Finding positions of milestones given their pairwise distances

Question

There is a straight road with 'n' number of milestones. You are given an array with the distance between all the pairs of milestones in some random order. Find the position of milestones.

Example:

Consider a road with 4 milestones (a,b,c,d) :

a ---3Km--- b ---5Km--- c ---2Km--- d

Distance between a and b is 3

Distance between a and c is 8

Distance between a and d is 10

Distance between b and c is 5

Distance between b and d is 7

Distance between c and d is 2

All the above values are given in a random order say 7, 10, 5, 2, 8, 3.

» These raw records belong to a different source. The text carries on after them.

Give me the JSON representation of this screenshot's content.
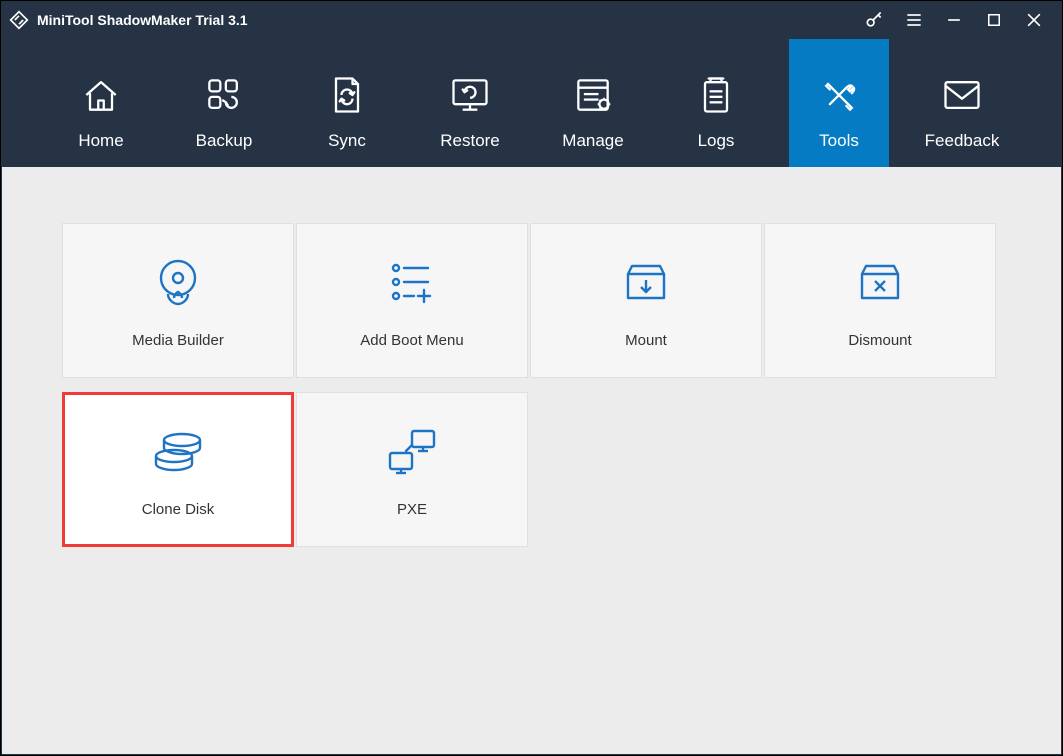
{
  "app": {
    "title": "MiniTool ShadowMaker Trial 3.1"
  },
  "nav": {
    "home": {
      "label": "Home"
    },
    "backup": {
      "label": "Backup"
    },
    "sync": {
      "label": "Sync"
    },
    "restore": {
      "label": "Restore"
    },
    "manage": {
      "label": "Manage"
    },
    "logs": {
      "label": "Logs"
    },
    "tools": {
      "label": "Tools"
    },
    "feedback": {
      "label": "Feedback"
    }
  },
  "tiles": {
    "media_builder": {
      "label": "Media Builder"
    },
    "add_boot_menu": {
      "label": "Add Boot Menu"
    },
    "mount": {
      "label": "Mount"
    },
    "dismount": {
      "label": "Dismount"
    },
    "clone_disk": {
      "label": "Clone Disk"
    },
    "pxe": {
      "label": "PXE"
    }
  },
  "colors": {
    "accent": "#047bc2",
    "icon_blue": "#1e74c4",
    "highlight_red": "#ef3a3a"
  }
}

The output must be 3, 5, 2 or 2, 5, 3.

Assuming the length of the give array is n. My idea is:

1. Calculate the number of milestones by solving a quadratic equation, saying it's x.
2. There are P(n, x-1) possibilities.
3. Validate every possible permutation.

Is there any better solution for this problem?

Answer 1

I can't find an algorithm for this that has good worst-case behaviour. However, the following heuristic may be useful for practical solution:

• Say the first landmark is at position zero. You can find the last landmark. Then all other landmark positions need to appear in the input array. Their distances to the last landmark must also appear.
• Let's build a graph on these possible landmark positions.
• If a and b are two possible landmark positions, then either |a-b| appears in the input array or at least one of a and b isn't a landmark position. Draw an edge between a and b if |a-b| appears in the input array.
• Iteratively filter out landmark positions whose degree is too small.

You wind up with something that's almost a clique-finding problem. Find an appropriately large clique; it corresponds to a positioning of the landmarks. Check that this positioning actually gives rise to the right distances.

At worst here, you've narrowed down the possible landmark positions to a more manageable set.